Hooligan culture around the world

Soccer fans violently support their favorite teams across Europe and South America


Ivan Alvarado

After the Argentinian loss in the 2014 World Cup, fans took to the street in protest.

Screaming fans, packed together like cattle in the stands, encourage their team with cheers and hurl obscenities at the opposition. Outside the stadium, two drunken fans of rival clubs throw punches after a fiery argument over which team has the better keeper. Soccer hooliganism resulted in nearly 2,500 arrests in the U.K. in 2013, with charges ranging from violent disorder to racist chanting to possession of an offensive weapon.

What exactly is a hooligan? Football hooliganism, less common in the United States,  is described as any sort of destructive or harmful behavior displayed by an overzealous supporter of a football club or team. Hooligans can be found anywhere there are 22 players on the field, a ball and two goals. Hooligan culture is especially prevalent in  England, Argentina and Turkey.

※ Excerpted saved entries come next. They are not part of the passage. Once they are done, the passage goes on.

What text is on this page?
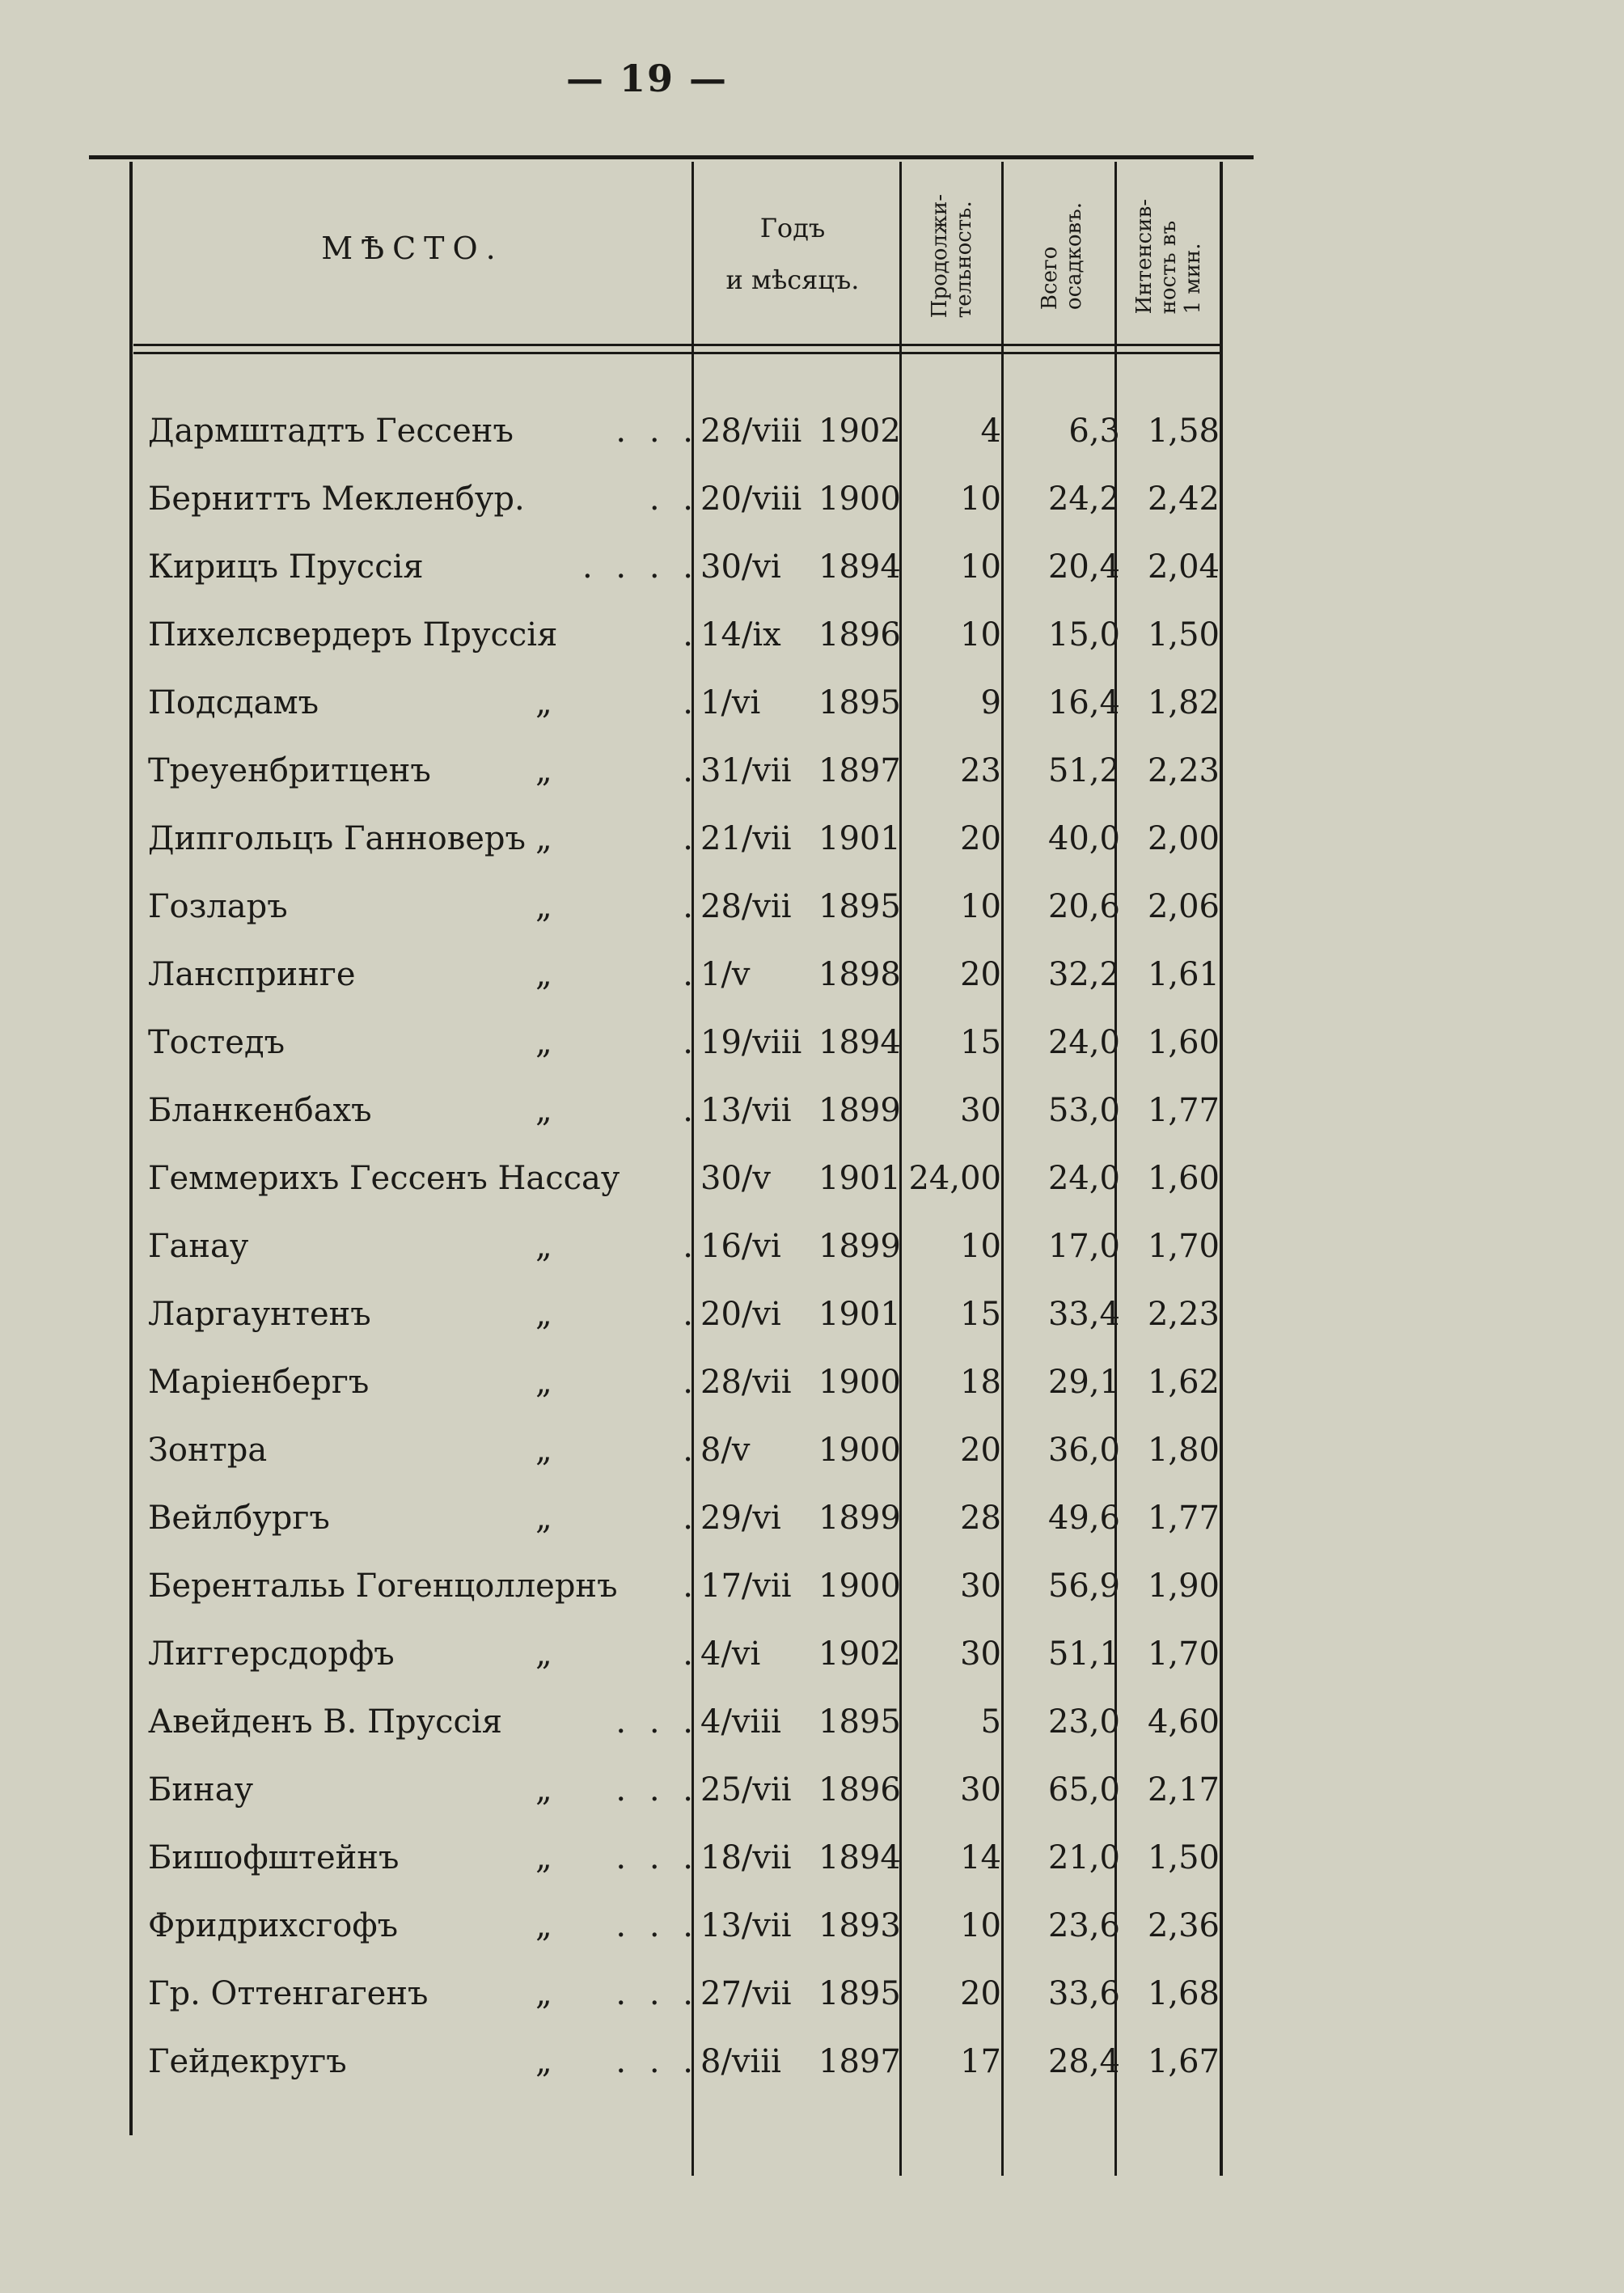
— 19 —
МѢСТО.
Годъ
и мѣсяцъ.	Продолжи-
тельность.	Всего
осадковъ. Интенсив-
ность въ
1 мин.
Дармштадтъ Гессенъ	. . . 28/viii 1902	4	6,3 1,58
Берниттъ Мекленбур.	. . 20/viii 1900	10	24,2 2,42
Кирицъ Пруссія	. . . . 30/vi 1894	10	20,4 2,04
Пихелсвердеръ Пруссія	. 14/ix 1896	10	15,0 1,50
Подсдамъ	„	. 1/vi 1895	9	16,4 1,82
Треуенбритценъ	„	. 31/vii 1897	23	51,2 2,23
Дипгольцъ Ганноверъ „	. 21/vii 1901	20	40,0 2,00
Гозларъ	„	. 28/vii 1895	10	20,6 2,06
Ланспринге	„	. 1/v 1898	20	32,2 1,61
Тостедъ	„	. 19/viii 1894	15	24,0 1,60
Бланкенбахъ	„	. 13/vii 1899	30	53,0 1,77
Геммерихъ Гессенъ Нассау 30/v 1901 24,00	24,0 1,60
Ганау	„	. 16/vi 1899	10	17,0 1,70
Ларгаунтенъ	„	. 20/vi 1901	15	33,4 2,23
Маріенбергъ	„	. 28/vii 1900	18	29,1 1,62
Зонтра	„	. 8/v 1900	20	36,0 1,80
Вейлбургъ	„	. 29/vi 1899	28	49,6 1,77
Берентальь Гогенцоллернъ	. 17/vii 1900	30	56,9 1,90
Лиггерсдорфъ	„	. 4/vi 1902	30	51,1 1,70
Авейденъ В. Пруссія	. . . 4/viii 1895	5	23,0 4,60
Бинау	„	. . . 25/vii 1896	30	65,0 2,17
Бишофштейнъ	„	. . . 18/vii 1894	14	21,0 1,50
Фридрихсгофъ	„	. . . 13/vii 1893	10	23,6 2,36
Гр. Оттенгагенъ	„	. . . 27/vii 1895	20	33,6 1,68
Гейдекругъ	„	. . . 8/viii 1897	17	28,4 1,67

It is likely that England, which many consider the birthplace of soccer, is likely also the birthplace of hooligans. In fact, hooliganism was first recorded in England in the 1880s. Rabid fans formed groups, united by their club allegiance. Arsenal supporters dubbed themselves “the Herd,” Manchester United fans were “the Red Army” and Burnley followers became “the Suicide Squad.” By the 1970s these gang-like bands of fanatics became established, organized “hooligan firms,” almost mafia-like in structure and influence. In fact, the term “firm” is derived from British slang for a criminal gang. These firms are certainly gang-like in their violent and bloody histories. In the Heysel Stadium disaster of 1985, 39 Juventus fans were killed and 600 more were injured. A throng of Liverpool hooligans pressed against opposing Juventus fans, and a retaining wall collapsed on top of hundreds of spectators. Following this heinous event, English clubs were banned from international competitions until 1990, with an additional year of suspension for Liverpool. It’s no wonder that hooliganism is sometimes called “the English disease.”


Gang violence and sports collide again in Argentina. Since 1924, there have been over 300 soccer related deaths in Argentina. Most of these killings are conducted by barra bravas — groups similar to English firms, but even more organized and deadly.

The Boca Juniors, an immensely popular Buenos Aires based team, have perhaps the biggest barra brava element of any club. Boca Junior hooligans are responsible for dozens of shootings and stabbings. Recently, in a match between the Juniors and their bitter rivals, River Plate, Boca hooligans used aerosol cans to spray an eye irritant at River Plate players. The game was called off.

When Argentina plays at an international level, the violence escalates. After a 1964 Olympic qualifying match against Peru in Lima, 300 people were killed and 500 were injured in a massive riot.


Hooligan groups in Turkey are highly organized, have elected leaders and are often comprised of knife bearing street fighters. However, most groups in Turkey follow a “racon,” or code of conduct that states that, in hooligan brawls, the intention must always be to injure, not kill. Stabbings must be made below the waist, and guns should be used only when firing into the air to celebrate.

Of course, these racons have done little to prevent widespread hooligan violence in Turkey over the years. Recently, to stem the flow of beatings and stabbings, the Turkish Football Federation increased security at major games (8,000 policemen, stewards, and officials at the Turkish Cup Final) in addition to devising harsher punishments for acts of hooliganism.